Small- and medium enterprises

Jeremy Lang, regional general manager at Business Partners says: “The small business incentives, including the Innovation Fund - which will be capitalised with R1.2bn over the next three years - and industrial business incentives - worth R18.5bn – is a positive injection for the small- and medium enterprises (SMEs) sector. In addition to this, the R6.5bn allocated to small business incentive programmes - of which R2.2bn will be transferred to the Small Enterprise Development Agency (SEDA) – is very welcome. We did however hope for more detail on how business owners will benefit from these programmes.”

State Bank and Sovereign Wealth Fund

The roles of the State Bank and the Sovereign Wealth Fund respectively will require to be further interrogated to see what value they could play in promoting economic development and how they should be capitalised, says Professor Raymond Parsons, economist at NWU School of Business & Governance.

Downgrade risk

“Can SA keep its investment grade? Attention will now revert to Moody’s. A key requirement is stabilisation of the government’s debt level, including guaranteed debt of state-owned companies (mostly Eskom debt), while the agency also stressed the importance of raising the potential growth rate.

“Does Budget 2020 do enough? The government’s focus on competition policy, implementation of the Integrated Resource Plan, a willingness to leverage the private sector and to promote and incentivise small and medium enterprises, while supporting industrial parks, along with measures aimed at improving the ease of doing business (and lowering the cost of doing business), should help promote growth over time.

"But, the continued upward march in the debt ratio remains a problem. While this continues, downgrade risk remains,” says Arthur Kamp, chief economist at Sanlam Investments

State-owned enterprises

Andrew Duvenage, managing director of NFB Private Wealth Management says the struggling state-owned entities continue to be a drag on the fiscus with R112bn allocated to Eskom over the next three years while R16.4bn has been allocated to South African Airways to settle the airline’s liabilities and interest.

“The budget provided very little detail on plans around privatisation of state-owned entities or turnaround strategies to return them to profit. In particular, there was no discussion around how Eskom’s ballooning debt would be addressed.

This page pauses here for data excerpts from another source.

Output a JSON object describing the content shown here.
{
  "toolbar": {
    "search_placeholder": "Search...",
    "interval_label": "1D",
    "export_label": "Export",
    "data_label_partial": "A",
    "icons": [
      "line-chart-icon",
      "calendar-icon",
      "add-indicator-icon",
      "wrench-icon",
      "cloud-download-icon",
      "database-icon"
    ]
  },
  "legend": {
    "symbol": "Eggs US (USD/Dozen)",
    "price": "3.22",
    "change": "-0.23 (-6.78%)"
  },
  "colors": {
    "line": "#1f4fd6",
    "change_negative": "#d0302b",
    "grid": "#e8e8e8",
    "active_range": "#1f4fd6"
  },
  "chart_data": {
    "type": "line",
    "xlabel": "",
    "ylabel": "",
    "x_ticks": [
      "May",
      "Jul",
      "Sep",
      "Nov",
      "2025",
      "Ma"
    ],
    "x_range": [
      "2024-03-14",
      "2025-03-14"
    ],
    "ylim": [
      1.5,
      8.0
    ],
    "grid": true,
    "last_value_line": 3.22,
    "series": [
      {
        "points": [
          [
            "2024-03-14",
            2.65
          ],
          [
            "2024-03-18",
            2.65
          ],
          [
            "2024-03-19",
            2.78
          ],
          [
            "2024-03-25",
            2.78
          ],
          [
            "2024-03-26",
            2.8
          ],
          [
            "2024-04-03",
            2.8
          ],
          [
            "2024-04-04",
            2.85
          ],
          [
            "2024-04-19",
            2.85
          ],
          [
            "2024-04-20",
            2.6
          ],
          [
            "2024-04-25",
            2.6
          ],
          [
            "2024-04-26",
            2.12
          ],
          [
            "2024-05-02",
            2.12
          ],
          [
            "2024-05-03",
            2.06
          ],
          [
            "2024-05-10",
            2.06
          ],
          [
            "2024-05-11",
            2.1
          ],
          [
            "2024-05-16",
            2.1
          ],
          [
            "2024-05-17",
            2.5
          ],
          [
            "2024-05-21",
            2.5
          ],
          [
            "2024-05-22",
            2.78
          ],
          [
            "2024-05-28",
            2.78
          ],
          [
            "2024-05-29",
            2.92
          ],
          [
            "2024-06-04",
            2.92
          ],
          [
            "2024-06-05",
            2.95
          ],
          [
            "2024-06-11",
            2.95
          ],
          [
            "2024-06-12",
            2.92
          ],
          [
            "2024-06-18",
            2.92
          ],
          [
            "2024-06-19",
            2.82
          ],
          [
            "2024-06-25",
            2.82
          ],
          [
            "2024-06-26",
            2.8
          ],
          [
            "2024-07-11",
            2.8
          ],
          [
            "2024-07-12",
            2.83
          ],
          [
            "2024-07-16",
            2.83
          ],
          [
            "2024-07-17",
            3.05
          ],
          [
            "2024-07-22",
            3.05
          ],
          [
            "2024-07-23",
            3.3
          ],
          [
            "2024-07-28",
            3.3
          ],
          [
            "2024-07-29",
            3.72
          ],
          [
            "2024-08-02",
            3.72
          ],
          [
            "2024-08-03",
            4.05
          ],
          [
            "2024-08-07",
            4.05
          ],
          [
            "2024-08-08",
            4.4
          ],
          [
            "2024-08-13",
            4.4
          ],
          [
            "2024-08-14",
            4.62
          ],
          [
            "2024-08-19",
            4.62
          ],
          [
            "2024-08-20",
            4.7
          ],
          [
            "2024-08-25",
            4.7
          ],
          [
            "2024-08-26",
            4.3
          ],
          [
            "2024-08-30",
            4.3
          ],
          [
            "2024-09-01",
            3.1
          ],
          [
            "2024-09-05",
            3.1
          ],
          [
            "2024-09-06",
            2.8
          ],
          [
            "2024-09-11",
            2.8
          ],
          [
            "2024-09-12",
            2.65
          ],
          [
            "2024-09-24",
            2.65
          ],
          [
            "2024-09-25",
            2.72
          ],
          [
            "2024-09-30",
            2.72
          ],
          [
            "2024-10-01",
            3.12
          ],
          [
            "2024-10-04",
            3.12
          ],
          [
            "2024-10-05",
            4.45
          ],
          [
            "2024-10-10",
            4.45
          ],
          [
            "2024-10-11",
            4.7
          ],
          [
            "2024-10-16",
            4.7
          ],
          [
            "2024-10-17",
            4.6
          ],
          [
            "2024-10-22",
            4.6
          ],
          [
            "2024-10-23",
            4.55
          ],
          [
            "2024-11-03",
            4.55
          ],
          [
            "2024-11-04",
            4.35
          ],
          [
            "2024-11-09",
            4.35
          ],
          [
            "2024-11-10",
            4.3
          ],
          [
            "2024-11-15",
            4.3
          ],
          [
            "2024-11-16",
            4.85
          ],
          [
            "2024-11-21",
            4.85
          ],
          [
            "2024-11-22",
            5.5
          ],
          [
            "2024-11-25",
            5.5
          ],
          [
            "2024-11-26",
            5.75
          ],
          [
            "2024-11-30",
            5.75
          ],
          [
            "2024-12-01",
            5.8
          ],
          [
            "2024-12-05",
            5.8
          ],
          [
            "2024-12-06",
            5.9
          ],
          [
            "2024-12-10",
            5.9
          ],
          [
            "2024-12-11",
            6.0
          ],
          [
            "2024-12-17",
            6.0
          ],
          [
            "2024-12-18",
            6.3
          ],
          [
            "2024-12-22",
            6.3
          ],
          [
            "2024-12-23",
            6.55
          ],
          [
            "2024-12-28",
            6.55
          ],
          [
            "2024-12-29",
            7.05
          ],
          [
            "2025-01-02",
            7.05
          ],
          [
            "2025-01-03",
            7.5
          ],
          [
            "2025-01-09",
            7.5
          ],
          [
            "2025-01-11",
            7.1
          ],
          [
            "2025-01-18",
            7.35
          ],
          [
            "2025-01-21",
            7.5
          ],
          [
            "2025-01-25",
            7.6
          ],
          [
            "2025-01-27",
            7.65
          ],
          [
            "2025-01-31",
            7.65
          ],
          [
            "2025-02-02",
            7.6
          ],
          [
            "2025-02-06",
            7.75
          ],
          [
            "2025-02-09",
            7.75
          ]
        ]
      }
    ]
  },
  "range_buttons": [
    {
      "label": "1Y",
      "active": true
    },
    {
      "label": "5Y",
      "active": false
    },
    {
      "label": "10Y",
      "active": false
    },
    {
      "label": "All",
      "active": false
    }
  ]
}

"While the minister made no reference to Cosatu’s debt relief plan for Eskom during his Budget Speech, he did make mention of it during the media briefing preceding his speech, saying that while the Cosatu plan was not a bad one, he was more interested in a plan that included all pension plans.

"This leans alarmingly close to the prescribing of assets which would be a major concern and act as a further deterrent to personal savings.”